Wednesday, October 30, 2013

The Best-Laid Syllabi o' Mice and Men Gang Aft Agley . . .

In my last post, I outlined my planned reading list for my Spring 2014 fantasy literature course here at Big Midwestern Flagship Public University. I was very excited about this reading list.

And then I had to submit my book order. And discovered that Patricia A. McKillip's Forgotten Beasts of Eld has gone "out of stock indefinitely"—effectively out of print. And learned that ordering the UK paperback of Poul Anderson's Broken Sword—the only in-print edition of that novel—was going to be more difficult than I had assumed. And realized that ten novels was going to be too much for the number of classes I had available for the spring semester.

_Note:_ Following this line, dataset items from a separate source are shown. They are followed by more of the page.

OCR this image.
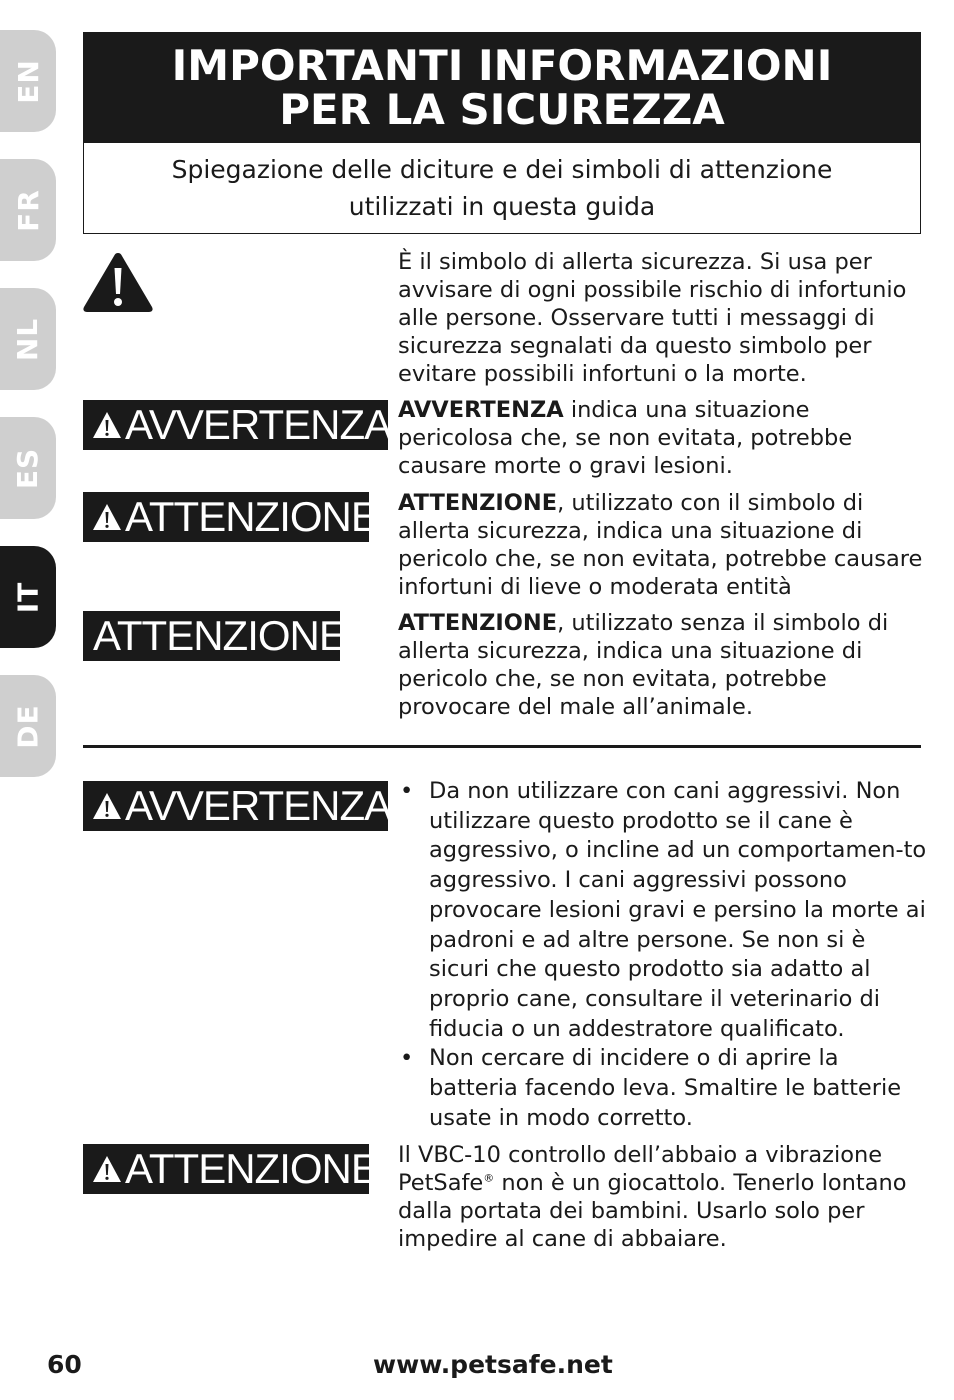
EN
FR
NL
ES
IT
DE
IMPORTANTI INFORMAZIONI
PER LA SICUREZZA
Spiegazione delle diciture e dei simboli di attenzione
utilizzati in questa guida
È il simbolo di allerta sicurezza. Si usa per avvisare di ogni possibile rischio di infortunio alle persone. Osservare tutti i messaggi di sicurezza segnalati da questo simbolo per evitare possibili infortuni o la morte.
AVVERTENZA AVVERTENZA indica una situazione pericolosa che, se non evitata, potrebbe causare morte o gravi lesioni.
ATTENZIONE ATTENZIONE, utilizzato con il simbolo di allerta sicurezza, indica una situazione di pericolo che, se non evitata, potrebbe causare infortuni di lieve o moderata entità
ATTENZIONE ATTENZIONE, utilizzato senza il simbolo di allerta sicurezza, indica una situazione di pericolo che, se non evitata, potrebbe provocare del male all’animale.
AVVERTENZA • Da non utilizzare con cani aggressivi. Non utilizzare questo prodotto se il cane è aggressivo, o incline ad un comportamen-to aggressivo. I cani aggressivi possono provocare lesioni gravi e persino la morte ai padroni e ad altre persone. Se non si è sicuri che questo prodotto sia adatto al proprio cane, consultare il veterinario di fiducia o un addestratore qualificato.
• Non cercare di incidere o di aprire la batteria facendo leva. Smaltire le batterie usate in modo corretto.
ATTENZIONE Il VBC-10 controllo dell’abbaio a vibrazione PetSafe® non è un giocattolo. Tenerlo lontano dalla portata dei bambini. Usarlo solo per impedire al cane di abbaiare.
60	www.petsafe.net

I had to make up a new reading list on the spot. The key requirement for inclusion on this list: ready availability. The secondary requirement was that each text speak explicitly to one other text on the reading list. Here are the pairings I came up with:

Dunsany's King of Elfland's Daughter (1924) and McKillip's Winter Rose (1996)

The connection here is love that reaches beyond the fields we know into Elfland: a mortal man and an elf woman in Dunsany's case, a mortal woman and an elf man in McKillip's. I'm sad to lose Forgotten Beasts, but Winter Rose is  beautiful book as well.

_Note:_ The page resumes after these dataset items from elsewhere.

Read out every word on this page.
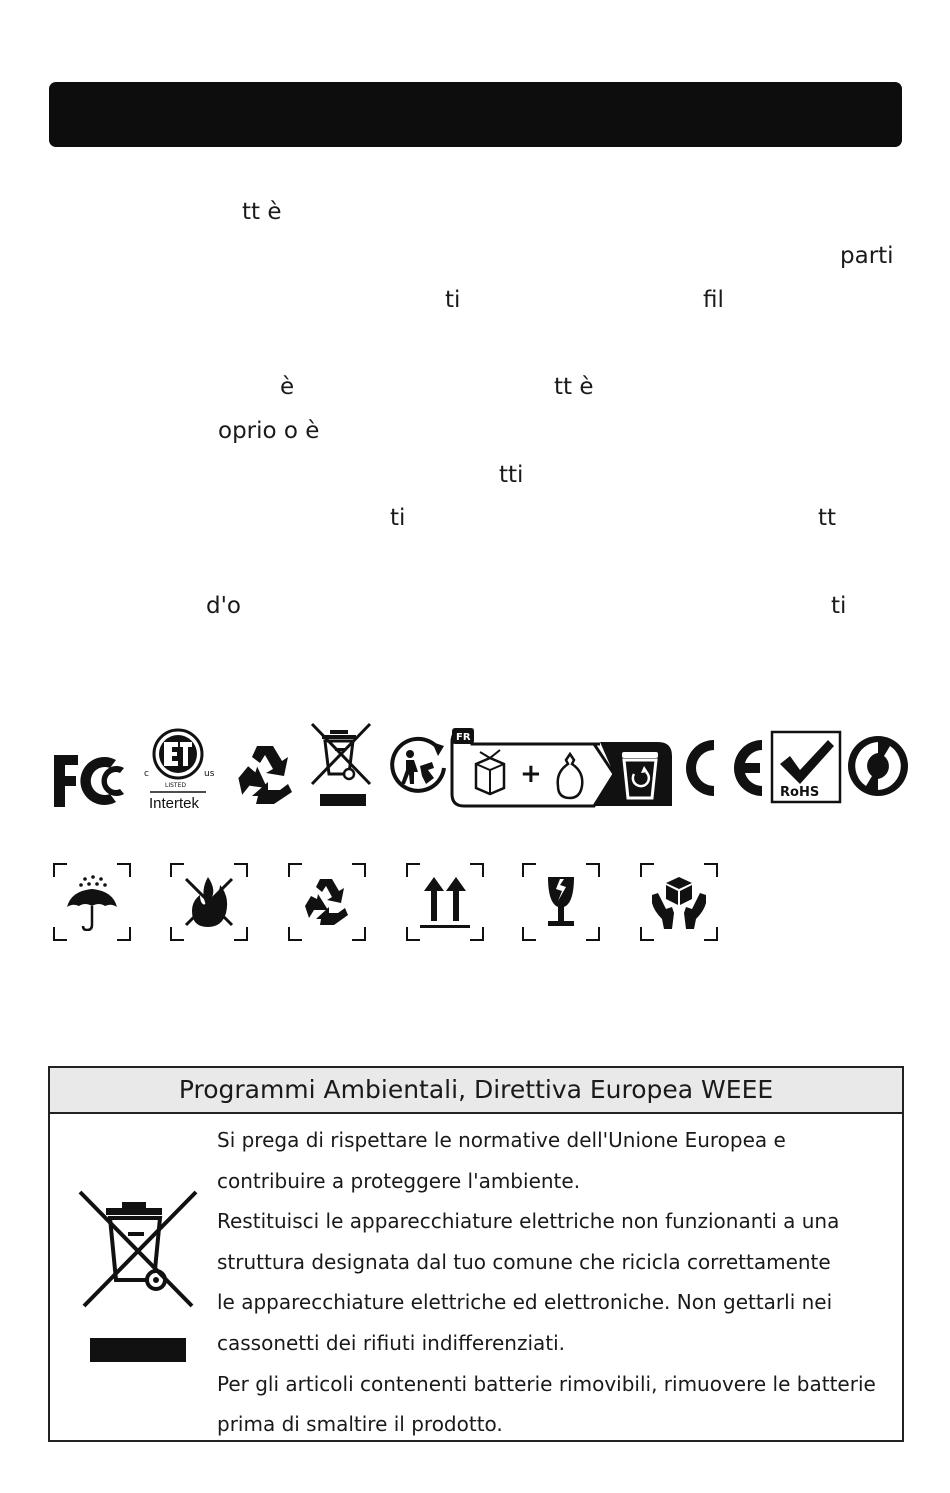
tt è
parti
ti	fil
è	tt è
oprio o è
tti
ti	tt
d'o	ti
c	us
LISTED
Intertek
FR
+
RoHS
Programmi Ambientali, Direttiva Europea WEEE
Si prega di rispettare le normative dell'Unione Europea e
contribuire a proteggere l'ambiente.
Restituisci le apparecchiature elettriche non funzionanti a una
struttura designata dal tuo comune che ricicla correttamente
le apparecchiature elettriche ed elettroniche. Non gettarli nei
cassonetti dei rifiuti indifferenziati.
Per gli articoli contenenti batterie rimovibili, rimuovere le batterie
prima di smaltire il prodotto.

Tolkien's The Hobbit (1937) and McKinley's The Hero and the Crown (1984)

Two books from the last version of the reading list that make it into the next. Here the connection is dragon-slaying—a fairly tenuous theme, but a valid one. The evil of the wyrms Smaug and Maur lives on long after their deaths; in a sense, the dragons are just misdirection for the real evil of the tales.

Vance's Dying Earth (1950) and Lee's Night's Master (1978)

Decadence and exoticism drive this pair of books entering the reading list for the first time. I recently reread The Dying Earth for the first time since I was a teenager and came away incredibly impressed with what Vance achieved in those six stories; 12 or 13 was clearly too young for me to really grok them. As for Night's Master, I lost my copy of the Sci-Fi Book Club Tales of the Flat Earth omnibus back in the spring when the basement flooded. So this is my chance to finally read all of Night's Master.

Le Guin's Wizard of Earthsea (1968) and Miéville's Railsea (2012)

This pairing is so obvious I can't believe I missed it: thanks to Ceridwen Anne for the idea. Two young adult novels, two sailing stories, two great beasts (the Dragon of Pendor and Mocker Jack), and two tyro protagonists. I love Miéville's Scar, but I have included it on the reading list every time I've taught the fantasy course here—it may be suffering from overuse. So a change is good.

(Coincidentally, I'm interested in hearing suggestions for a book to pair with Le Guin's Voices—my favorite fantasy of hers—the next time I teach the course. I couldn't think of a candidate this time round.)

Pratchett's Wee Free Men (2003)

I needed a ninth book, so I decided to indulge myself and go with my favorite Pratchett of all time. What better rationale is there for a book besides Feegles? Crivens, I can't think of one!